Pressure mounts on government over leasehold
A number of improvements to leasehold law have been announced or supported by the government over the past two or three years, but these changes are yet to become law.
The organisations – which include the Conveyancing Association (CA), The Society of Licensed Conveyancers (SLC), the Property Redress Scheme, IMLA, RPSA, PropertyMark, Hunters, Property Information Products, Love Surveying, The Guild of Property Professionals and ULS Technology – have written an open letter to Michael Gove.
The letter asks the secretary of state for levelling up, housing and communities to bring into law the measures already announced, saying this would improve the lives of many leaseholders.
These include the implementation of the Law Commission reports on leasehold enfranchisement, right to manage, and commonhold, plus previously announced legislation on leasehold reform, reasonable fees and timescales for administrative activities, and managed freehold, which has yet to make the statute book.

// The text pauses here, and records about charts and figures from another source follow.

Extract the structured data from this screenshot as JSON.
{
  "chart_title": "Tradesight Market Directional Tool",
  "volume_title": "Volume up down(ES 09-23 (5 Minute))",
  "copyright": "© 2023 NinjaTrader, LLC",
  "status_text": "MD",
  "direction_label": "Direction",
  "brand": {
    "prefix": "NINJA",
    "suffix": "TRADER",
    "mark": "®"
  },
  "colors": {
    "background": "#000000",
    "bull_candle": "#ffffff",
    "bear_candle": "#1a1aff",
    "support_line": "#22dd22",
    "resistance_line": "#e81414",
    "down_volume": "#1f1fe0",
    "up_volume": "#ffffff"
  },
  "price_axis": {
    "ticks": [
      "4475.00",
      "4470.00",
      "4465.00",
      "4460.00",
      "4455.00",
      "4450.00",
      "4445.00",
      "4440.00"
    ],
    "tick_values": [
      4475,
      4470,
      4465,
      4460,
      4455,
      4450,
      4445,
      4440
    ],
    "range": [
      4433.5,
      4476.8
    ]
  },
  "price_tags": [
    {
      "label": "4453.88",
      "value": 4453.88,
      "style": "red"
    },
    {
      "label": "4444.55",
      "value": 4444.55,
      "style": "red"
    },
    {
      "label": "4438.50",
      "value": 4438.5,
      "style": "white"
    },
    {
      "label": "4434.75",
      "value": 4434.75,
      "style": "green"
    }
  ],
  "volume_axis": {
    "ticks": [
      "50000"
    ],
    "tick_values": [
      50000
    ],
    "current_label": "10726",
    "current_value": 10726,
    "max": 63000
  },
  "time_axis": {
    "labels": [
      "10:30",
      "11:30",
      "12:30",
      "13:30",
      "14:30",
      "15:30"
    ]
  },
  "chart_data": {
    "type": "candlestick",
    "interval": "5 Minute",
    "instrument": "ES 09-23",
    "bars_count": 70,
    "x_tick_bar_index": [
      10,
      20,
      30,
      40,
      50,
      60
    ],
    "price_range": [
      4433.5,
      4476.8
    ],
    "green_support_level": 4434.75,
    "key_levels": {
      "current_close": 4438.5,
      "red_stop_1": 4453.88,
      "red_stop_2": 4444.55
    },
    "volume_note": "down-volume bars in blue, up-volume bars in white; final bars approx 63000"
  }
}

The Legal Sector Group argues in its letter to Gove that further delay will lead to further consumer detriment ‘given the exploitation [of leaseholders] continues and increases with every passing day’.
It wants to see the government follow up quickly on the Leasehold Reform Bill – which aims to limit ground rents on long residential leases and was passed through the first stage of the House of Commons last month – with other bills covering the measures which it says are needed.
Beth Rudolf, director of delivery at the Conveyancing Association, said: “At the recent CA Annual Conference, we were told that Mr Gove is still in listening mode in terms of improving the home buying and selling process, however when it comes to improving the lives of so many leaseholders, the government has already done its listening and has outlined and supported a large number of measures which have full industry and market support, and would make a world of difference.
“In that sense, we are simply calling on the government to fulfil its obligations in this area. By doing this we can ensure leaseholders can set in motion parts of the property-owning democracy that are simply not open to many of them, such as selling their properties or securing a mortgage. Plus, we can move towards a much fairer system for all – the hard work has effectively been done and it is now time to move these measures through to their natural legislative conclusion where they will make a huge difference.”
Sean Hooker, head of redress at the Property Redress Scheme, said: “This is the time for government action to restore the confidence of leaseholders, who currently feel like second-class citizens in the property world. The redress schemes deal with the frustrations of leaseholders on a daily basis but are often powerless to help.
“The balance of power must shift back towards the consumer. The measures in the proposals will create a robust framework of rights and remedies and restore balance and fairness to the system that has been eroded as the market has evolved and changed, since the existing laws were introduced.”